Modern sports are increasingly commercialized. The mainstream media devotes considerable space to sports, profiling athletes and examining important sports issues. Some of these profiles are collected in the Best American Sports Writing series. There is also a large body of academic literature on the topic, including biographies of prominent athletes, reflections on the nature of sports fandom, and various coaching manuals. Many people are concerned about the impact of commercialization on sport.

Sports have also had an impact on the world’s politics. As the Soviet Union suppressed reformist efforts in Hungary and Czechoslovakia, these nations turned to sports as a means of proving their national identity. Both nations participated in the Olympic games in 1956 and 1968, where the Soviets eventually lost both matches.

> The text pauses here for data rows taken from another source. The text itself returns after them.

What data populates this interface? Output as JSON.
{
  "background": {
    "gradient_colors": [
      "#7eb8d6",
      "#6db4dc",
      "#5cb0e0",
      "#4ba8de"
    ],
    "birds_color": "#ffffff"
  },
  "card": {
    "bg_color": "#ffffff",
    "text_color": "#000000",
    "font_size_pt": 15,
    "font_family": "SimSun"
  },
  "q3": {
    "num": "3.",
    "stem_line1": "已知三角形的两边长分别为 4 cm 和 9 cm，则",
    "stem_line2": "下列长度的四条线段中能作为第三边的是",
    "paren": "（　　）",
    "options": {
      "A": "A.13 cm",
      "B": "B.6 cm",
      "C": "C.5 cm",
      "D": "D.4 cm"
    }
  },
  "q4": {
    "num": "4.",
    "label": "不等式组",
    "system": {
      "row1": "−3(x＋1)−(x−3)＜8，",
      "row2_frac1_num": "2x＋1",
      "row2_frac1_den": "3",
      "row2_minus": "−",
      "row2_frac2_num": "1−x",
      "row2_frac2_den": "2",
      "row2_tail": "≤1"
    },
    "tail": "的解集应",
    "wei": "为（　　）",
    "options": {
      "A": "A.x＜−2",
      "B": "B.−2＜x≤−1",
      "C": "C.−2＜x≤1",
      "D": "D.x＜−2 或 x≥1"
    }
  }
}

Throughout history, the relationship between mass media and sports has changed dramatically. While traditional sports journalism was mostly limited to announcing and recording of events, the rise of mass media has expanded its role to become a full-fledged industry. In addition to a growing base of paying spectators, the commercial media increasingly saw sports coverage as a relatively cheap means of capturing audiences for advertisers.